Au lieu d’entreprises connectées aux tuyaux de la rente et structurée pour la siphonner, l’Algérie a besoin d’entreprises citoyennes qui payent leurs impôts en toute transparence, qui déclarent leurs employés et qui contribuent à la sédentarisation des jeunes cadres algériens dans leur pays pour qu’ils lui donnent le meilleur d’eux-mêmes au lieu de le faire au service de pays tiers.
Les pouvoirs publics, par le moyen d’une gestion politique et non judiciaire des contentieux commerciaux et autres, grâce à un comité qui détient un pouvoir panoptique et qui, à être aussi diversifié par ses acteurs, ne peut être soupçonné d’impartialité, ménagent la chèvre et le chou et laissent sa chance au loup pour qu’il change de peau et rejoigne le berger pour préserver les intérêts de tous.

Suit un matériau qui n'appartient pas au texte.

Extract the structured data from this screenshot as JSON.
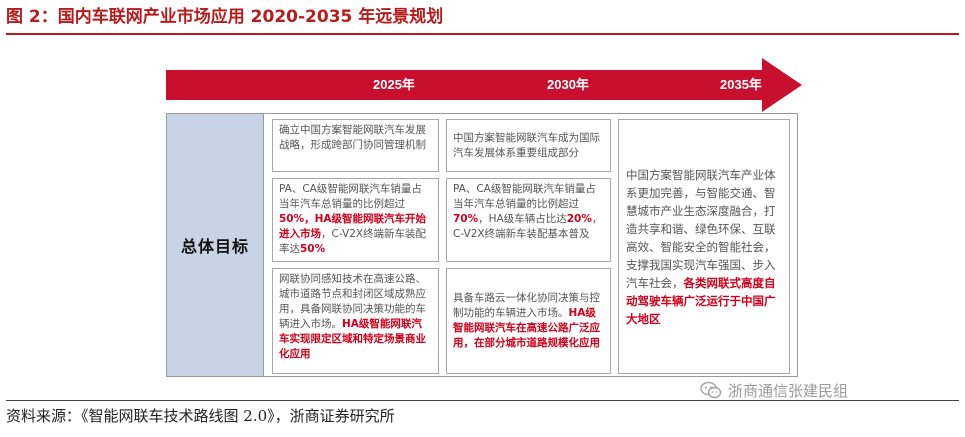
{
  "figure": {
    "title": "图 2：国内车联网产业市场应用 2020-2035 年远景规划"
  },
  "timeline": {
    "years": [
      "2025年",
      "2030年",
      "2035年"
    ],
    "arrow_color": "#c8102e"
  },
  "row_label": "总体目标",
  "col2025": {
    "box1": "确立中国方案智能网联汽车发展战略，形成跨部门协同管理机制",
    "box2": {
      "t1": "PA、CA级智能网联汽车销量占当年汽车总销量的比例超过",
      "h1": "50%，HA级智能网联汽车开始进入市场",
      "t2": "，C-V2X终端新车装配率达",
      "h2": "50%"
    },
    "box3": {
      "t1": "网联协同感知技术在高速公路、城市道路节点和封闭区域成熟应用，具备网联协同决策功能的车辆进入市场。",
      "h1": "HA级智能网联汽车实现限定区域和特定场景商业化应用"
    }
  },
  "col2030": {
    "box1": "中国方案智能网联汽车成为国际汽车发展体系重要组成部分",
    "box2": {
      "t1": "PA、CA级智能网联汽车销量占当年汽车总销量的比例超过",
      "h1": "70%",
      "t2": "，HA级车辆占比达",
      "h2": "20%",
      "t3": "，C-V2X终端新车装配基本普及"
    },
    "box3": {
      "t1": "具备车路云一体化协同决策与控制功能的车辆进入市场。",
      "h1": "HA级智能网联汽车在高速公路广泛应用，在部分城市道路规模化应用"
    }
  },
  "col2035": {
    "t1": "中国方案智能网联汽车产业体系更加完善，与智能交通、智慧城市产业生态深度融合，打造共享和谐、绿色环保、互联高效、智能安全的智能社会，支撑我国实现汽车强国、步入汽车社会，",
    "h1": "各类网联式高度自动驾驶车辆广泛运行于中国广大地区"
  },
  "watermark": "浙商通信张建民组",
  "source": "资料来源：《智能网联车技术路线图 2.0》，浙商证券研究所",
  "colors": {
    "title_red": "#b71c1c",
    "highlight_red": "#d0021b",
    "label_bg": "#c8d4e6"
  }
}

Ces intérêts dits de tous se retrouvent dans la diminution des importations, le développement des exportations, la préservation de la cohésion sociale en veillant à amortir le choc matériel des transitions sur les catégories les plus fragiles de la société, l’accompagnement des entreprises économiques qui vont dans le sens de cette politique d’émancipation, le développement du recouvrement de la fiscalité ordinaire et, aussi, le maintien de la lutte rigoureuse contre toutes les formes de prédation qui ont longtemps saigné l’Algérie.

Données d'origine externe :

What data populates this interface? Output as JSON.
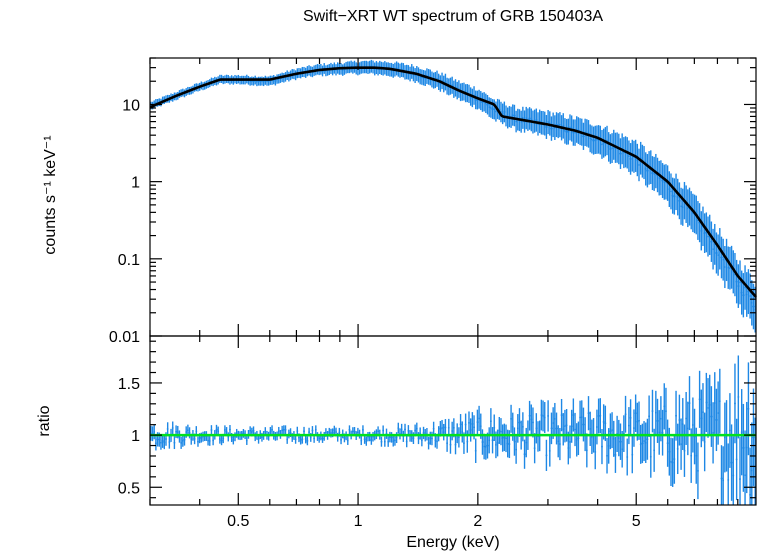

La prospérité partagée est un concept de justice sociale qui ne peut être permanisé par les subventions alimentaires ou autres, car il ne peut se pérenniser pas les capacités financières de la rente en hydrocarbures, et cela même si cette dernière est une bénédiction qui sustente notre souveraineté. La prospérité vient de la prise de responsabilité citoyenne de chacun, y compris de l’entreprise et des citoyens, chacun y prenant la place et le rôle qui est le leur, fonctionnant comme des propulseurs ou des flotteurs qui contribuent à renflouer le corps social et la machine économique. Quand ils deviennent des fardeaux, des lests qui surchargent le corps social, les instances de l’Etat, en charge du sauvetage et de la préservation de ce corps social, prennent leur responsabilité en se délestant des surcharges.